Noronha Vanita, Choughule Anuradha, Patil Vijay M, Joshi Amit, Kumar Rajiv, Susan Joy Philip Deepa, Banavali Shripad, Dutt Amit, Prabhash Kumar
Department of Medical Oncology.
Department of Medical Oncology-Molecular Laboratory.
Onco Targets Ther. 2017 Jun 9;10:2903-2908. doi: 10.2147/OTT.S133245. eCollection 2017.
There are limited data available on the treatment and outcome of epidermal growth factor receptor (EGFR) exon 20-mutated lung cancer patients. Hence, we planned an analysis of the demographic details, clinical profile and survival of lung cancer patients with exon 20 mutations. We compared our results to patients with EGFR tyrosine kinase inhibitor (TKI)-sensitizing activating and EGFR/anaplastic lymphoma kinase (ALK)-negative mutations.
This was a retrospective analysis of lung cancer patients who were treated at our center between January 2010 and August 2014. We reviewed the results of EGFR mutation testing by real-time polymerase chain reaction and Sanger sequencing. We also reviewed the data relating to baseline demographics, clinical profile, patient treatment and outcome measures in terms of response and overall survival (OS).

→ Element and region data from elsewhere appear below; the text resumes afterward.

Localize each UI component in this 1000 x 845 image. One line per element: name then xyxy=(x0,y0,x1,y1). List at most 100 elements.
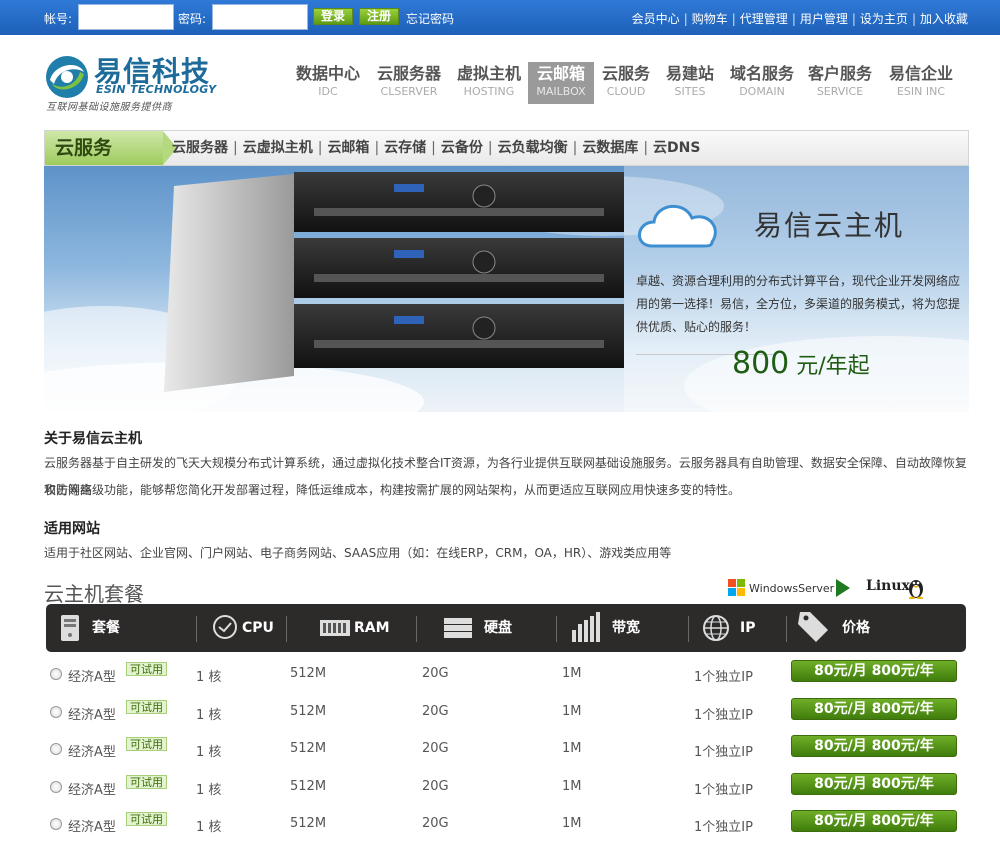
add-favorite-link[interactable]: 加入收藏 xyxy=(920,12,968,26)
nav-item-idc[interactable]: 数据中心 IDC xyxy=(290,62,366,104)
account-label: 帐号: xyxy=(44,12,73,26)
subnav-link-cloud-dns[interactable]: 云DNS xyxy=(653,140,700,156)
subnav-link-cloud-server[interactable]: 云服务器 xyxy=(172,140,228,156)
banner-description: 卓越、资源合理利用的分布式计算平台，现代企业开发网络应用的第一选择！易信，全方位… xyxy=(636,274,961,334)
package-price-button[interactable]: 80元/月 800元/年 xyxy=(791,735,957,757)
set-homepage-link[interactable]: 设为主页 xyxy=(860,12,908,26)
nav-item-domain[interactable]: 域名服务 DOMAIN xyxy=(726,62,798,104)
col-bandwidth: 带宽 xyxy=(572,604,672,652)
col-disk: 硬盘 xyxy=(444,604,544,652)
forgot-password-link[interactable]: 忘记密码 xyxy=(406,10,454,27)
top-bar: 帐号: 密码: 登录 注册 忘记密码 会员中心 | 购物车 | 代理管理 | 用户管理 | 设为… xyxy=(0,0,1000,35)
suitable-title: 适用网站 xyxy=(44,521,100,537)
subnav-link-cloud-lb[interactable]: 云负载均衡 xyxy=(498,140,568,156)
agent-admin-link[interactable]: 代理管理 xyxy=(740,12,788,26)
col-ram: RAM xyxy=(320,604,400,652)
price-tag-icon xyxy=(798,612,828,642)
package-disk: 20G xyxy=(422,816,449,831)
banner-title: 易信云主机 xyxy=(754,209,905,242)
package-bandwidth: 1M xyxy=(562,666,582,681)
package-ram: 512M xyxy=(290,741,327,756)
member-center-link[interactable]: 会员中心 xyxy=(632,12,680,26)
nav-item-esin-inc[interactable]: 易信企业 ESIN INC xyxy=(884,62,958,104)
logo-swirl-icon xyxy=(46,56,88,98)
globe-icon xyxy=(703,615,729,641)
package-radio[interactable] xyxy=(50,668,62,680)
package-ram: 512M xyxy=(290,666,327,681)
package-ip: 1个独立IP xyxy=(694,670,753,685)
package-cpu: 1 核 xyxy=(196,745,222,760)
package-ram: 512M xyxy=(290,704,327,719)
package-name: 经济A型 xyxy=(68,670,116,685)
package-radio[interactable] xyxy=(50,781,62,793)
package-name: 经济A型 xyxy=(68,745,116,760)
package-bandwidth: 1M xyxy=(562,816,582,831)
subnav-link-cloud-vhost[interactable]: 云虚拟主机 xyxy=(243,140,313,156)
package-cpu: 1 核 xyxy=(196,820,222,835)
package-ip: 1个独立IP xyxy=(694,708,753,723)
clock-gauge-icon xyxy=(213,615,237,639)
package-row: 经济A型 可试用 1 核 512M 20G 1M 1个独立IP 80元/月 80… xyxy=(46,806,966,844)
package-bandwidth: 1M xyxy=(562,704,582,719)
package-price-button[interactable]: 80元/月 800元/年 xyxy=(791,698,957,720)
account-input[interactable] xyxy=(78,4,174,30)
package-cpu: 1 核 xyxy=(196,783,222,798)
about-title: 关于易信云主机 xyxy=(44,431,142,447)
package-disk: 20G xyxy=(422,741,449,756)
package-price-button[interactable]: 80元/月 800元/年 xyxy=(791,773,957,795)
subnav-title: 云服务 xyxy=(45,131,163,165)
package-cpu: 1 核 xyxy=(196,670,222,685)
package-name: 经济A型 xyxy=(68,820,116,835)
logo-tagline: 互联网基础设施服务提供商 xyxy=(46,102,172,113)
subnav-link-cloud-mail[interactable]: 云邮箱 xyxy=(327,140,369,156)
package-bandwidth: 1M xyxy=(562,741,582,756)
package-price-button[interactable]: 80元/月 800元/年 xyxy=(791,660,957,682)
packages-title: 云主机套餐 xyxy=(44,582,144,606)
package-radio[interactable] xyxy=(50,706,62,718)
package-radio[interactable] xyxy=(50,743,62,755)
nav-item-sites[interactable]: 易建站 SITES xyxy=(662,62,718,104)
package-ip: 1个独立IP xyxy=(694,745,753,760)
banner-price: 800 元/年起 xyxy=(732,346,870,381)
tux-penguin-icon xyxy=(909,580,923,599)
trial-badge: 可试用 xyxy=(126,700,167,714)
windows-server-text: WindowsServer xyxy=(749,582,835,595)
package-disk: 20G xyxy=(422,704,449,719)
package-bandwidth: 1M xyxy=(562,779,582,794)
user-admin-link[interactable]: 用户管理 xyxy=(800,12,848,26)
nav-item-mailbox[interactable]: 云邮箱 MAILBOX xyxy=(528,62,594,104)
trial-badge: 可试用 xyxy=(126,737,167,751)
package-ip: 1个独立IP xyxy=(694,820,753,835)
nav-item-clserver[interactable]: 云服务器 CLSERVER xyxy=(372,62,446,104)
package-row: 经济A型 可试用 1 核 512M 20G 1M 1个独立IP 80元/月 80… xyxy=(46,731,966,769)
banner-price-number: 800 xyxy=(732,346,790,381)
nav-item-hosting[interactable]: 虚拟主机 HOSTING xyxy=(452,62,526,104)
register-button[interactable]: 注册 xyxy=(359,8,399,25)
package-disk: 20G xyxy=(422,779,449,794)
package-ip: 1个独立IP xyxy=(694,783,753,798)
subnav-link-cloud-backup[interactable]: 云备份 xyxy=(441,140,483,156)
about-line-2: 攻击等高级功能，能够帮您简化开发部署过程，降低运维成本，构建按需扩展的网站架构，… xyxy=(44,483,741,497)
package-ram: 512M xyxy=(290,779,327,794)
nav-item-cloud[interactable]: 云服务 CLOUD xyxy=(598,62,654,104)
package-price-button[interactable]: 80元/月 800元/年 xyxy=(791,810,957,832)
password-label: 密码: xyxy=(178,12,207,26)
package-name: 经济A型 xyxy=(68,708,116,723)
login-button[interactable]: 登录 xyxy=(313,8,353,25)
nav-item-service[interactable]: 客户服务 SERVICE xyxy=(806,62,874,104)
package-row: 经济A型 可试用 1 核 512M 20G 1M 1个独立IP 80元/月 80… xyxy=(46,694,966,732)
col-package: 套餐 xyxy=(58,604,198,652)
packages-table-header: 套餐 CPU RAM 硬盘 带宽 IP 价格 xyxy=(46,604,966,652)
linux-text: Linux xyxy=(866,578,910,594)
logo[interactable]: 易信科技 ESIN TECHNOLOGY 互联网基础设施服务提供商 xyxy=(44,52,224,113)
subnav-link-cloud-storage[interactable]: 云存储 xyxy=(384,140,426,156)
cart-link[interactable]: 购物车 xyxy=(692,12,728,26)
top-links: 会员中心 | 购物车 | 代理管理 | 用户管理 | 设为主页 | 加入收藏 xyxy=(631,12,968,26)
sub-nav: 云服务 云服务器 | 云虚拟主机 | 云邮箱 | 云存储 | 云备份 | 云负载均衡 | 云数据库 | 云D… xyxy=(44,130,969,166)
package-radio[interactable] xyxy=(50,818,62,830)
trial-badge: 可试用 xyxy=(126,775,167,789)
subnav-link-cloud-db[interactable]: 云数据库 xyxy=(582,140,638,156)
password-input[interactable] xyxy=(212,4,308,30)
trial-badge: 可试用 xyxy=(126,812,167,826)
package-ram: 512M xyxy=(290,816,327,831)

A total of 580 patients fulfilled the selection criteria. In all, 227 (39.1%) patients had EGFR TKI-sensitizing activating mutations, 20 (3.4%) patients had exon 20 insertion mutations and 333 patients were EGFR/ALK mutation negative (57.5%). The median OS was 5 months (95% confidence interval [CI] 0.17-9.8 months) in exon 20 insertion mutations, 16.1 months (95% CI 12.8-19.5 months) in EGFR TKI-sensitizing activating mutations and 10 months (95% CI 7.9-12.1 months) in EGFR/ALK mutation-negative patients. The median OS was significantly better for the EGFR TKI-sensitizing activating mutation group (=0.000, log-rank test) and for the EGFR/ALK-negative group (=0.037, log-rank test) compared to the exon 20-mutated group.
Exon 20 mutation results in a poorer OS prognosis compared to EGFR- and ALK-negative patients and patients harboring EGFR TKI-sensitizing activating mutations. The incidence of de novo exon 20 insertions was 3.4%. Different types of exon mutations seem to have different outcomes.
关于表皮生长因子受体(EGFR)外显子20突变的肺癌患者的治疗及预后的数据有限。因此,我们计划对具有外显子20突变的肺癌患者的人口统计学细节、临床特征及生存情况进行分析。我们将我们的结果与具有EGFR酪氨酸激酶抑制剂(TKI)敏感激活突变以及EGFR/间变性淋巴瘤激酶(ALK)阴性突变的患者进行比较。
这是一项对2010年1月至2014年8月期间在我们中心接受治疗的肺癌患者的回顾性分析。我们回顾了通过实时聚合酶链反应和桑格测序进行的EGFR突变检测结果。我们还回顾了与基线人口统计学、临床特征、患者治疗以及反应和总生存(OS)方面的结局指标相关的数据。
共有580例患者符合入选标准。其中,227例(39.1%)患者具有EGFR TKI敏感激活突变,20例(3.4%)患者具有外显子20插入突变,333例患者为EGFR/ALK突变阴性(57.5%)。外显子20插入突变患者的中位OS为5个月(95%置信区间[CI] 0.17 - 9.8个月),EGFR TKI敏感激活突变患者为16.1个月(95% CI 12.8 - 19.5个月),EGFR/ALK突变阴性患者为10个月(95% CI 7.9 - 12.1个月)。与外显子20突变组相比,EGFR TKI敏感激活突变组(对数秩检验,=0.000)和EGFR/ALK阴性组(对数秩检验,=0.037)的中位OS明显更好。
与EGFR和ALK阴性患者以及具有EGFR TKI敏感激活突变的患者相比,外显子20突变导致更差的OS预后。新发外显子20插入的发生率为3.4%。不同类型的外显子突变似乎具有不同的结局。